Realizing how much work needs to be done to rebuild Minot after the Souris River flood, Moore Engineering wanted to let the community know it's here for the long haul. A donation of $16,000 was made to the Minot Area Community Foundation, which will use the money for its flood recovery fund, which helps flooded residents clean up, restore and rebuild their homes.
Volk said Moore has identified a charity at its last couple of Christmas parties to raise donations for. While it might have been a little early for a Christmas party, that didn't stop Moore Engineering when it opened the Minot office in early December.
"This year when we opened in Minot it was clear there was a need there, and so we just asked our employees to consider having a fun night, maybe making a little extra donation if possible. And the company committed to match dollar for dollar every dollar that an employee put in the basket; so we doubled their money," Volk said. "At the end of the night, we were just under $8,000 in the employee bucket, so the next morning I signed an $8,000 check."
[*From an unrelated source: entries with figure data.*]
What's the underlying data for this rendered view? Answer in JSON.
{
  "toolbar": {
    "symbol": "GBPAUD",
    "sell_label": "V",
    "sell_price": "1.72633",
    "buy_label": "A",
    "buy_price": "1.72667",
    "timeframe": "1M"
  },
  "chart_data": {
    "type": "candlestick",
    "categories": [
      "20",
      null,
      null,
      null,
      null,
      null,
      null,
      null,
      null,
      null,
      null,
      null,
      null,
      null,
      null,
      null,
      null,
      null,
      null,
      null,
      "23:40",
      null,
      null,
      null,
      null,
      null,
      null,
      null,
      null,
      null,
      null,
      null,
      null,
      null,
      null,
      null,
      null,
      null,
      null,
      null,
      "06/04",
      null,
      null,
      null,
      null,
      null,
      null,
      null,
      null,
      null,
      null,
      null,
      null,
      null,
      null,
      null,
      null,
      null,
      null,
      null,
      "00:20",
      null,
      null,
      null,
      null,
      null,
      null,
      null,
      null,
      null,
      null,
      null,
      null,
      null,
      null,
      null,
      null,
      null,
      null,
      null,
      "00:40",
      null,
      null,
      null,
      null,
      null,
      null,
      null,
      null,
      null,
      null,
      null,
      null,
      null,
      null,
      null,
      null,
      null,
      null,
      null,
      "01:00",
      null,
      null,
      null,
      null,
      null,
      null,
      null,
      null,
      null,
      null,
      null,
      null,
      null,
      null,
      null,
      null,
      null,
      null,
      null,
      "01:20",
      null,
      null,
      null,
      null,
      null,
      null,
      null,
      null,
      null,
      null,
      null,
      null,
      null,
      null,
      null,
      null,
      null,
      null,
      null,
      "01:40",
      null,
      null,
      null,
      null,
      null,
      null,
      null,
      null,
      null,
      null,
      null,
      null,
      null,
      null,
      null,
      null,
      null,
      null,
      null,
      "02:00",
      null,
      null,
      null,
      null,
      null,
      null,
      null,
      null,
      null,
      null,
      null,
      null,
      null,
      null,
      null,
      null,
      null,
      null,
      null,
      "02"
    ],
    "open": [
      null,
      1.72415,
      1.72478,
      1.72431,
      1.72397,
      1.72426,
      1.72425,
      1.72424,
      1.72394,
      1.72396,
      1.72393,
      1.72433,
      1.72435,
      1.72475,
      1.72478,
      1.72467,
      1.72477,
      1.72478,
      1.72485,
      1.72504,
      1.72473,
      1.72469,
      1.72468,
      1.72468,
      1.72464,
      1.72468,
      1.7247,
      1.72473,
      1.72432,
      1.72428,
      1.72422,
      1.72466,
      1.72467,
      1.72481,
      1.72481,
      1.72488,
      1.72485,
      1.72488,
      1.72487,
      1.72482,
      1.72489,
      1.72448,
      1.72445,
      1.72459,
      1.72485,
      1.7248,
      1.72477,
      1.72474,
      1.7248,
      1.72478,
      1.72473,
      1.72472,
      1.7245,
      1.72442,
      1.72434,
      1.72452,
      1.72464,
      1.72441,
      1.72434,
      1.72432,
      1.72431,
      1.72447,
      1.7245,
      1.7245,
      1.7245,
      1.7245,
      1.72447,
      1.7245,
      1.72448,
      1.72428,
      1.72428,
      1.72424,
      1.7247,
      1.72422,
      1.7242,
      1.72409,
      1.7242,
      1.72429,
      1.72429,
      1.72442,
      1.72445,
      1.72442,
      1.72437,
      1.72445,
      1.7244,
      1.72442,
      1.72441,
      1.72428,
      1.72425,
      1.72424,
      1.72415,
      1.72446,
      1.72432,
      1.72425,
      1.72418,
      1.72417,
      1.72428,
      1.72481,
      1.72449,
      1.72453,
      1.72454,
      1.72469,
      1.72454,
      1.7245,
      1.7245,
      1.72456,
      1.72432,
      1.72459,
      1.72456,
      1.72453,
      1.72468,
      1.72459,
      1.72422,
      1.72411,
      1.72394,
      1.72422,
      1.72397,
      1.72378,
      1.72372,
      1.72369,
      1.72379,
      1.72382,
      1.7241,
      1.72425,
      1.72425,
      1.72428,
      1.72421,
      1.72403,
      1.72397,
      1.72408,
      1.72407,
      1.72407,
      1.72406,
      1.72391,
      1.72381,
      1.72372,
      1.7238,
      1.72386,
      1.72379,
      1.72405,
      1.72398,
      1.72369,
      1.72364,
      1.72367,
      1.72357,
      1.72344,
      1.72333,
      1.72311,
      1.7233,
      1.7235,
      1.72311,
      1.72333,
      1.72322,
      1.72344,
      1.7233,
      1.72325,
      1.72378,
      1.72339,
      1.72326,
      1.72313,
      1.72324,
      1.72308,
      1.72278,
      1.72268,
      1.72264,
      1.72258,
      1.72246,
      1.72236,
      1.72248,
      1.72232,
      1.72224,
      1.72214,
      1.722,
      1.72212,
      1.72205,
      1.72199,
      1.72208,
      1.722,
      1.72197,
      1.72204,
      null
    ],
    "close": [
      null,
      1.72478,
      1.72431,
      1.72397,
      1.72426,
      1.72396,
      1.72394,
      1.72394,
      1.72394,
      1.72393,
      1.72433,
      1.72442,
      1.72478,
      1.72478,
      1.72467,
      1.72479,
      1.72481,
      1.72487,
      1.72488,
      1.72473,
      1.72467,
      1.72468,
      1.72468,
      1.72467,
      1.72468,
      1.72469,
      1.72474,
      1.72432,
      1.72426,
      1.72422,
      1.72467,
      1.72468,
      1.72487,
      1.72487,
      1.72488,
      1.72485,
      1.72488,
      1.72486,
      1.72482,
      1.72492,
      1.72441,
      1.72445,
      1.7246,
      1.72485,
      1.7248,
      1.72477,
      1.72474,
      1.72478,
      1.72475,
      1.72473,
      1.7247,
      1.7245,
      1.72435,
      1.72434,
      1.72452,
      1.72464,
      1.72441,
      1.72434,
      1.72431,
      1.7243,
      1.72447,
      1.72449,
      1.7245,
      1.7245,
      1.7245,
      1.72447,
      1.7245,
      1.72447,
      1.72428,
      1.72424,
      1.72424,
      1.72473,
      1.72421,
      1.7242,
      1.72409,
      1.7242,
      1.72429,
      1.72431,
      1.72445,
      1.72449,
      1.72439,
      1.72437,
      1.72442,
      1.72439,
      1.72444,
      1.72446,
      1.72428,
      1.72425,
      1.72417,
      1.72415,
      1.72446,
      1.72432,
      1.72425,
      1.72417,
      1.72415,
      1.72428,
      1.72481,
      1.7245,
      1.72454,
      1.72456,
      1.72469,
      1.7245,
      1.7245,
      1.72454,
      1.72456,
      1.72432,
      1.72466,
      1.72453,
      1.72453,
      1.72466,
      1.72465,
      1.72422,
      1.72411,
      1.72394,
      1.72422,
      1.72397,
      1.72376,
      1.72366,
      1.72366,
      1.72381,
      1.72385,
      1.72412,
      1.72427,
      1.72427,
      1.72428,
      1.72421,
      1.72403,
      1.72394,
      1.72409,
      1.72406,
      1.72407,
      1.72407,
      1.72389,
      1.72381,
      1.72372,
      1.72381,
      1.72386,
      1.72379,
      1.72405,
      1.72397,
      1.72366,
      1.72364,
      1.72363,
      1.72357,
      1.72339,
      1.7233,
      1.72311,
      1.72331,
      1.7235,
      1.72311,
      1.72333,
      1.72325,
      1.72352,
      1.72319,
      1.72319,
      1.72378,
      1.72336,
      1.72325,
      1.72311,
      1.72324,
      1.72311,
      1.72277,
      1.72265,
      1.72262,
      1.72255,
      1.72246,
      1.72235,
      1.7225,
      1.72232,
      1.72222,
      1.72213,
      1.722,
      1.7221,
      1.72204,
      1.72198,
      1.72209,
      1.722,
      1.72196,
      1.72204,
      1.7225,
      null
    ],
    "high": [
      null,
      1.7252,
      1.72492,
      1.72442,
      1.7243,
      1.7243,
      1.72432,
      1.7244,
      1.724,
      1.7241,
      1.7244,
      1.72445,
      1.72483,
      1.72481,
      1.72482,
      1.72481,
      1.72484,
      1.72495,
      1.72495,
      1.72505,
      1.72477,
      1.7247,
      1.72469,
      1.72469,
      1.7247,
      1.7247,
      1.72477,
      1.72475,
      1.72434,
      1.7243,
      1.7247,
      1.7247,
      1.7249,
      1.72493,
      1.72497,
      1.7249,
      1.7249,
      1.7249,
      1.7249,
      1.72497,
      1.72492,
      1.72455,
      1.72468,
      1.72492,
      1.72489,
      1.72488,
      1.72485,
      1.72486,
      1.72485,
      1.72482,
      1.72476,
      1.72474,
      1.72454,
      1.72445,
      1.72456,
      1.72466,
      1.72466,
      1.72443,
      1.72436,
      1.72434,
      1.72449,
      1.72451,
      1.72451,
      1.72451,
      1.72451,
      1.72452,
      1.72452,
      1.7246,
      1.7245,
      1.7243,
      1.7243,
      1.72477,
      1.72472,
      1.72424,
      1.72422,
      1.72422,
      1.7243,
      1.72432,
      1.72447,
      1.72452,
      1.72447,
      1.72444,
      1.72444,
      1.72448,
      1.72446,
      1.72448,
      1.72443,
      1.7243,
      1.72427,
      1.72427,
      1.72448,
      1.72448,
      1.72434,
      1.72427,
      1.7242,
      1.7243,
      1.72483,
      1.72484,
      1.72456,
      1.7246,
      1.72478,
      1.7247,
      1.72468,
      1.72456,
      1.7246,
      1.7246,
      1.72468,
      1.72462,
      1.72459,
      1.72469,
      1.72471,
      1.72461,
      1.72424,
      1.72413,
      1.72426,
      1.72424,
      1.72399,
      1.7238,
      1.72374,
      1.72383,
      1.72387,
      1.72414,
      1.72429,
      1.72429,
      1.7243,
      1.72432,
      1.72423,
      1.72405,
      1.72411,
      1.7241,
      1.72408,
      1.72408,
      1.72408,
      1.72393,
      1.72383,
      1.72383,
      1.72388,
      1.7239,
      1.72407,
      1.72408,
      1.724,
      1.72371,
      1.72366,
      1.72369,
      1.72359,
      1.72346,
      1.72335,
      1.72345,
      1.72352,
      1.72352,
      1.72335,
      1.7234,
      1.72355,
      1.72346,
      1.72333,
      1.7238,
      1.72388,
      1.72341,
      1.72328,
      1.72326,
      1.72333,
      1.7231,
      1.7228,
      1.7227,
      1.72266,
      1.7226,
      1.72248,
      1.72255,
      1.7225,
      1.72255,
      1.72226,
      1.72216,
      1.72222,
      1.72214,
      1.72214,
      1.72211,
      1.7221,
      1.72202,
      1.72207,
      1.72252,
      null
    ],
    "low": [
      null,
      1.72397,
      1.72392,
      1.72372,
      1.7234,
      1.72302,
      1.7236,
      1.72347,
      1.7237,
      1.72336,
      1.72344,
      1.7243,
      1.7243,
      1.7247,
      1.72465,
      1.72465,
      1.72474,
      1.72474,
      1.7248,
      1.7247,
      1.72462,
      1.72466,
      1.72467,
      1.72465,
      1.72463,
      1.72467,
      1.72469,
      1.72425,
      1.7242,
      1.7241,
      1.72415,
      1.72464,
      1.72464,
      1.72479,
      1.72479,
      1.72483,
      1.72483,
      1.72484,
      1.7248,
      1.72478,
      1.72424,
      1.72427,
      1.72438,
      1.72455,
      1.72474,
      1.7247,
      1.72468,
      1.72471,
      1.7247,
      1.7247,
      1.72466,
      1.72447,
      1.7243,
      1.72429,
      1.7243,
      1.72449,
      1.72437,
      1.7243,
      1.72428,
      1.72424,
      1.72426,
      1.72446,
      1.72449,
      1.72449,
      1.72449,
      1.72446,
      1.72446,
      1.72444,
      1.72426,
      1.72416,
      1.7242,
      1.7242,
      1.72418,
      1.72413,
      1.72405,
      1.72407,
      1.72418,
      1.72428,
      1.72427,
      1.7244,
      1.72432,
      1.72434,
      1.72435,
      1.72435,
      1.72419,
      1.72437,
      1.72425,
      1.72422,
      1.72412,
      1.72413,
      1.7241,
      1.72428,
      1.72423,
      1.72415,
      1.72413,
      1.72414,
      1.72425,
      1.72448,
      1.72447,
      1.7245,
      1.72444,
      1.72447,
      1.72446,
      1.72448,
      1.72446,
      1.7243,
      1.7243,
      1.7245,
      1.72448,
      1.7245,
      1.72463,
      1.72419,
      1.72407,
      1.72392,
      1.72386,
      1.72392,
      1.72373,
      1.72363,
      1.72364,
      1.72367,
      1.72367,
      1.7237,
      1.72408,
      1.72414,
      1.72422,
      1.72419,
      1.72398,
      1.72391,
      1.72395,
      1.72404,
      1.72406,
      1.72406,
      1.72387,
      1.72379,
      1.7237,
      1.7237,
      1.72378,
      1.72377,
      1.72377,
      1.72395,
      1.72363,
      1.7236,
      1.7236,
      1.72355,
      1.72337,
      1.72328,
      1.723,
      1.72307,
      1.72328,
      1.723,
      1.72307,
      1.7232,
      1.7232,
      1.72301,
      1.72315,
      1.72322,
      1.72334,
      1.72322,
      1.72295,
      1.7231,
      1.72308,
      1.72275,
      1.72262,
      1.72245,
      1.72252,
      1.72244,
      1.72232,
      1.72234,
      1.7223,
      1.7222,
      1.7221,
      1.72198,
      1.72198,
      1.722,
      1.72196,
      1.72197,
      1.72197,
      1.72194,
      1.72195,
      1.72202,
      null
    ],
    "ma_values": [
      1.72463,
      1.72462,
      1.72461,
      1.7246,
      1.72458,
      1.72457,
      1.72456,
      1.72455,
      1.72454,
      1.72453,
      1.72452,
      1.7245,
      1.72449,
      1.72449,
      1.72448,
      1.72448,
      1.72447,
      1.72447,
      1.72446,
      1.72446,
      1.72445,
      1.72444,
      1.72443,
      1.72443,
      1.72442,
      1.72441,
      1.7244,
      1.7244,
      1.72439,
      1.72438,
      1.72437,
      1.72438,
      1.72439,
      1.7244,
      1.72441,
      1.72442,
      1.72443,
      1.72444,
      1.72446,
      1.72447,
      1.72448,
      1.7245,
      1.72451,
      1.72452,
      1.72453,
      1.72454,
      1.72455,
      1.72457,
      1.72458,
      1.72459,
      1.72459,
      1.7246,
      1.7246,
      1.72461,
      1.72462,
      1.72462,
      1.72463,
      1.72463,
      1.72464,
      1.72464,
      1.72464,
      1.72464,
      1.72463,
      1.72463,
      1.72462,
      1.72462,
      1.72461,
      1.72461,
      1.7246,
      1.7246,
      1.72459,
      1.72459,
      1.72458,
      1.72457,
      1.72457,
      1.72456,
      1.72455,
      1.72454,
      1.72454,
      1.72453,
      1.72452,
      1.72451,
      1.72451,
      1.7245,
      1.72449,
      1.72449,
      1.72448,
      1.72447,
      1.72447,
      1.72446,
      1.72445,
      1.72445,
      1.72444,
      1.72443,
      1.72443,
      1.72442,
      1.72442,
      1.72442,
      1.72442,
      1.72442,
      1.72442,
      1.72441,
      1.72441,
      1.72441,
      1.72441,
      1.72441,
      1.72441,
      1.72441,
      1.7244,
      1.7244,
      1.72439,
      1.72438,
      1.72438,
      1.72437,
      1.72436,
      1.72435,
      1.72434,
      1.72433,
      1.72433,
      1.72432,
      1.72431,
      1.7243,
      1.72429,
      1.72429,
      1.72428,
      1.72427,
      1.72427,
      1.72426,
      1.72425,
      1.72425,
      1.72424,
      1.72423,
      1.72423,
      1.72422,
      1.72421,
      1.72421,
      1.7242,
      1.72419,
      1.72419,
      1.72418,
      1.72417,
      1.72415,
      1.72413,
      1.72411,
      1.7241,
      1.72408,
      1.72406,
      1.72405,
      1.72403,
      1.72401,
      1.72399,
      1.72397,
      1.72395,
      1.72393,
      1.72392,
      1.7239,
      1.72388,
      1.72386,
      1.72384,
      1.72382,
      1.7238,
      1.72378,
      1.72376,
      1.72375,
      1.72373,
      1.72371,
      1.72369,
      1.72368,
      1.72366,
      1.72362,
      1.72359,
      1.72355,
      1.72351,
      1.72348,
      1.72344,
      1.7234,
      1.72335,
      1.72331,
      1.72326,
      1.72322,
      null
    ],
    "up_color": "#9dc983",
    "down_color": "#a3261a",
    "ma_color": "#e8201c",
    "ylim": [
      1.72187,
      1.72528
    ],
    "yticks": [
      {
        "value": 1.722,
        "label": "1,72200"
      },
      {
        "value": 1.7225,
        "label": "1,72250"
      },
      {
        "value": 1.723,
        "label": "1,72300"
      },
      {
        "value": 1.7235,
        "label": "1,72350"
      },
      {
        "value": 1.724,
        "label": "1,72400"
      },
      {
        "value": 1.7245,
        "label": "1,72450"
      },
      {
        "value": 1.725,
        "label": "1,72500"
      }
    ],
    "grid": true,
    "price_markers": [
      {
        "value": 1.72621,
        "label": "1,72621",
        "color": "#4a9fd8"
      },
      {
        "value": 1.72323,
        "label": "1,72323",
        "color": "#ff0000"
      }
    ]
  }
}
Ken Kitzman, president of Minot Area Community Foundation, and Megan Laudenschlager, finance director of MACF, were shocked at the size of the donation.
"When we found out the details, it was one of those magic moments when you just realize the (generosity). We haven't met these people, they're from the eastern part of the state, probably not a lot of connections to the greater Minot area, but yet at the same time, personally they got engaged. And then the corporate citizenship also got engaged," Kitzman said. "So for us it's overwhelming to see."
The flood recovery fund is up to $6.5 million, and MACF still has over half of it to give out.
Laudenschlager said they've given out $2.5 million to 1,200 people so far, and they still have another 2,000 people to go.
"And Tawnya Bernsdorf (MACF program director) has been great about training volunteers and coordinating volunteers and making sure everything runs smoothly," Laudenschlager said.
Many companies say they put people first, but Moore Engineering truly puts its money where its mouth is. Kitzman said the flood recovery fund has helped a lot of people, and he's incredibly grateful to Moore Engineering and all its employees for making such a generous contribution.
"I'm just glad we were able to be a part of it," Volk said.